Nearly half the forests have already been lost. What should be a coordinated national response has instead become a volunteer effort carried out by the people least equipped to shoulder the burden.
Meanwhile a state capable of constructing an enormous surveillance apparatus remains unable to protect the most basic conditions of life: water that sustains, forests that stand, air that does no harm.
For years, Iranians have described political repression as a form of suffocation.
Now the metaphor has become literal. Cities are not simply policed, they are choking. Forests that once served as the country’s lungs burn in pale columns visible for miles.
The distance between living politically and living biologically narrows by the day.
Each night, as the program winds down, I repeat a simple invitation: send a message, and we will send you a link that connects you directly to our studio.

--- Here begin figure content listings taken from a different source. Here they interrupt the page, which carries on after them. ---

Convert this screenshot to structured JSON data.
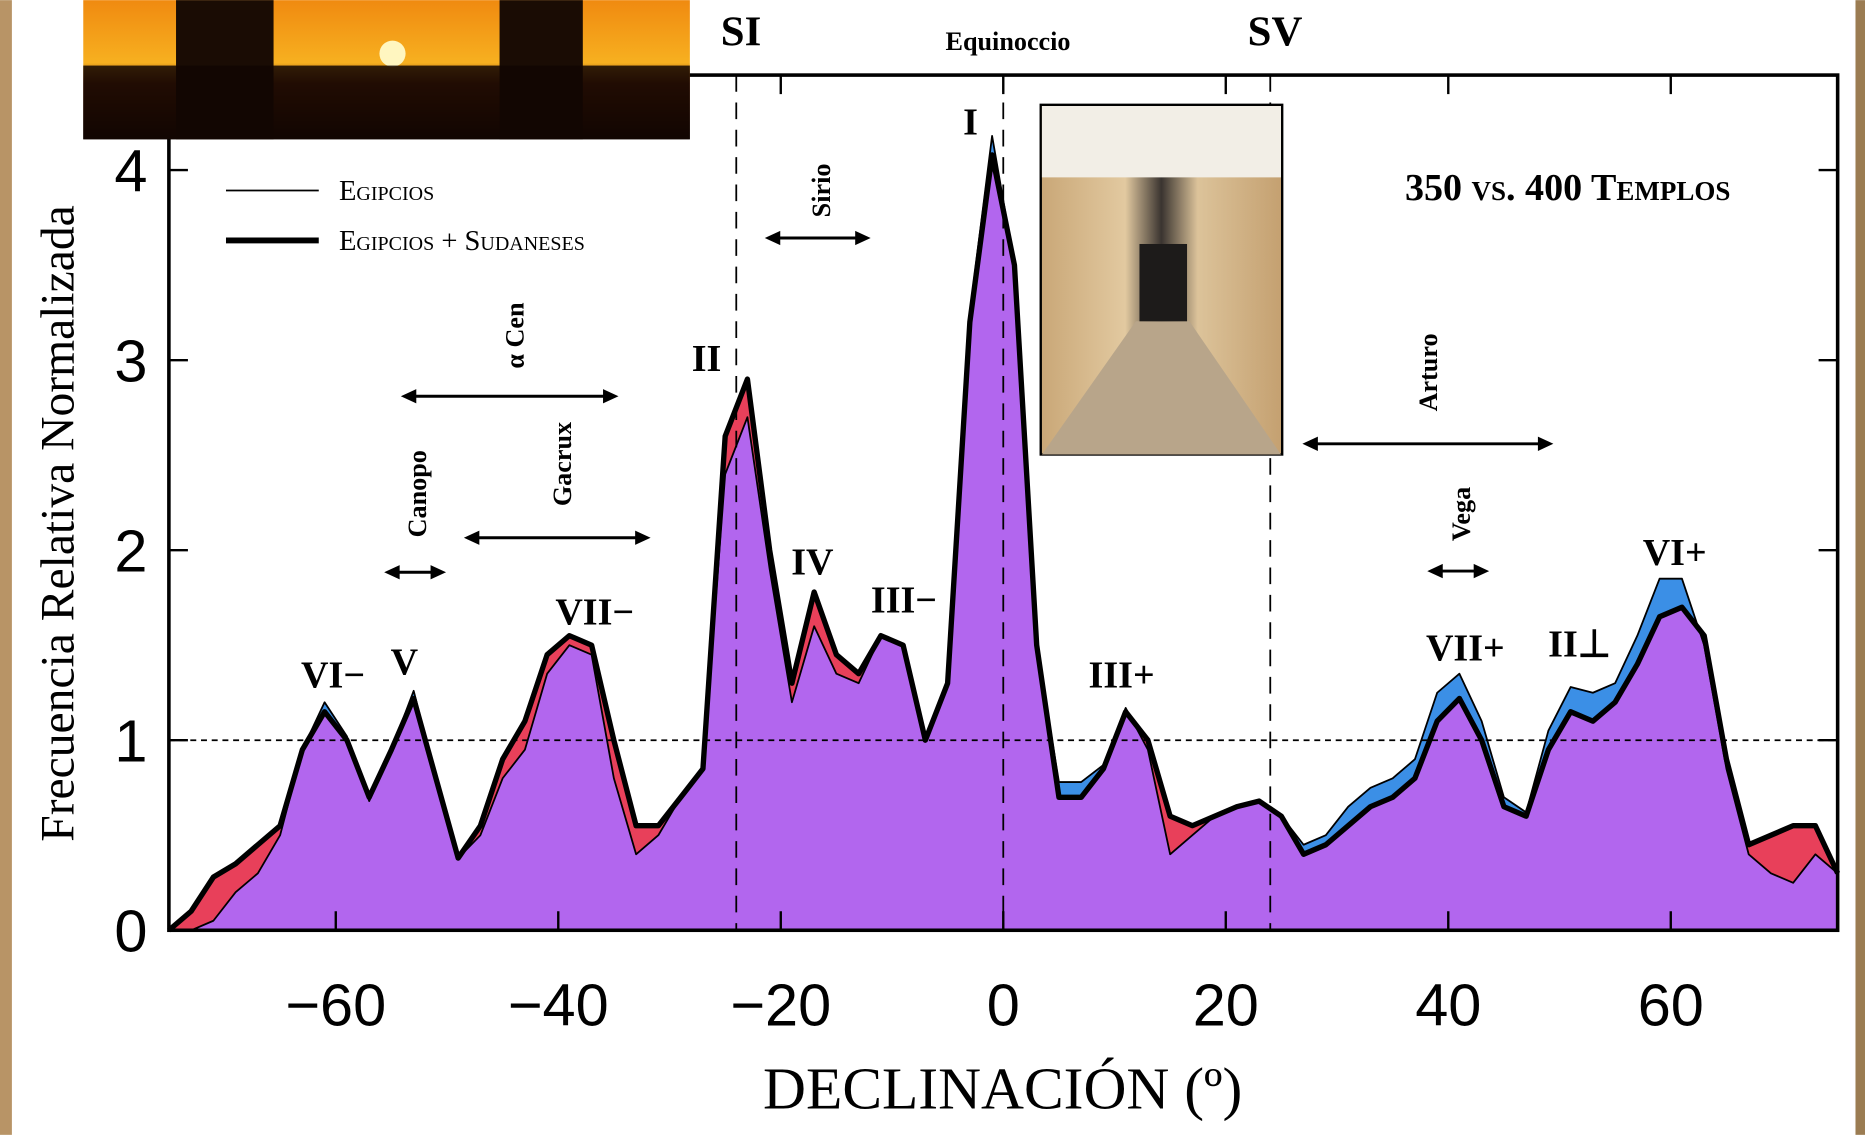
{
  "chart_data": {
    "type": "area",
    "title": "350 vs. 400 Templos",
    "x_label": "DECLINACIÓN (º)",
    "y_label": "Frecuencia Relativa Normalizada",
    "x": [
      -75,
      -73,
      -71,
      -69,
      -67,
      -65,
      -63,
      -61,
      -59,
      -57,
      -55,
      -53,
      -51,
      -49,
      -47,
      -45,
      -43,
      -41,
      -39,
      -37,
      -35,
      -33,
      -31,
      -29,
      -27,
      -25,
      -23,
      -21,
      -19,
      -17,
      -15,
      -13,
      -11,
      -9,
      -7,
      -5,
      -3,
      -1,
      1,
      3,
      5,
      7,
      9,
      11,
      13,
      15,
      17,
      19,
      21,
      23,
      25,
      27,
      29,
      31,
      33,
      35,
      37,
      39,
      41,
      43,
      45,
      47,
      49,
      51,
      53,
      55,
      57,
      59,
      61,
      63,
      65,
      67,
      69,
      71,
      73,
      75
    ],
    "series": [
      {
        "name": "Egipcios",
        "color": "#3b8fe6",
        "line_color": "#000000",
        "values": [
          0,
          0,
          0.05,
          0.2,
          0.3,
          0.5,
          0.95,
          1.2,
          1.02,
          0.68,
          0.95,
          1.26,
          0.8,
          0.38,
          0.5,
          0.8,
          0.95,
          1.35,
          1.5,
          1.45,
          0.8,
          0.4,
          0.5,
          0.7,
          0.85,
          2.4,
          2.7,
          1.9,
          1.2,
          1.6,
          1.35,
          1.3,
          1.55,
          1.5,
          1.0,
          1.3,
          3.25,
          4.18,
          3.5,
          1.5,
          0.78,
          0.78,
          0.87,
          1.17,
          0.95,
          0.4,
          0.5,
          0.6,
          0.65,
          0.68,
          0.6,
          0.45,
          0.5,
          0.65,
          0.75,
          0.8,
          0.9,
          1.25,
          1.35,
          1.1,
          0.7,
          0.62,
          1.05,
          1.28,
          1.25,
          1.3,
          1.55,
          1.85,
          1.85,
          1.5,
          0.85,
          0.4,
          0.3,
          0.25,
          0.4,
          0.3
        ]
      },
      {
        "name": "Egipcios + Sudaneses",
        "color": "#e8405a",
        "line_color": "#000000",
        "values": [
          0,
          0.1,
          0.28,
          0.35,
          0.45,
          0.55,
          0.95,
          1.15,
          1.0,
          0.7,
          0.95,
          1.22,
          0.8,
          0.38,
          0.55,
          0.9,
          1.1,
          1.45,
          1.55,
          1.5,
          1.0,
          0.55,
          0.55,
          0.7,
          0.85,
          2.6,
          2.9,
          2.0,
          1.3,
          1.78,
          1.45,
          1.35,
          1.55,
          1.5,
          1.0,
          1.3,
          3.2,
          4.08,
          3.5,
          1.5,
          0.7,
          0.7,
          0.85,
          1.15,
          1.0,
          0.6,
          0.55,
          0.6,
          0.65,
          0.68,
          0.6,
          0.4,
          0.45,
          0.55,
          0.65,
          0.7,
          0.8,
          1.1,
          1.22,
          1.0,
          0.65,
          0.6,
          0.95,
          1.15,
          1.1,
          1.2,
          1.4,
          1.65,
          1.7,
          1.55,
          0.9,
          0.45,
          0.5,
          0.55,
          0.55,
          0.3
        ]
      }
    ],
    "overlap_color": "#b266ee",
    "xlim": [
      -75,
      75
    ],
    "ylim": [
      0,
      4.5
    ],
    "xticks": [
      {
        "value": -60,
        "label": "−60"
      },
      {
        "value": -40,
        "label": "−40"
      },
      {
        "value": -20,
        "label": "−20"
      },
      0,
      20,
      40,
      60
    ],
    "yticks": [
      0,
      1,
      2,
      3,
      4
    ],
    "hline": 1,
    "markers": [
      {
        "x": -24,
        "label": "SI"
      },
      {
        "x": 0,
        "label": "Equinoccio"
      },
      {
        "x": 24,
        "label": "SV"
      }
    ],
    "peak_labels": [
      "VI−",
      "V",
      "VII−",
      "II",
      "IV",
      "III−",
      "I",
      "III+",
      "VII+",
      "II⊥",
      "VI+"
    ],
    "star_labels": [
      "Sirio",
      "α Cen",
      "Gacrux",
      "Canopo",
      "Arturo",
      "Vega"
    ]
  }
}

The microphone will pass from my hand to yours. It remains, against the scale of the crisis, a fragile gesture. But in a country where breathing grows harder each year, refusing silence is no longer only a political act, it is an act of survival.
My last caller tells me invokes rock band Nine Inch Nails in a proud, defiant voice: “I got my fist, I got my plan. I got my survivalism.”
I smile. She hangs up, and that is our show for tonight, I say. Take care of the person sitting next to you. I will see you tomorrow night at eleven p.m., Tehran time.
“We are off air,” my director tells me. I lower my forehead to the microphone, close my eyes, and take a long breath.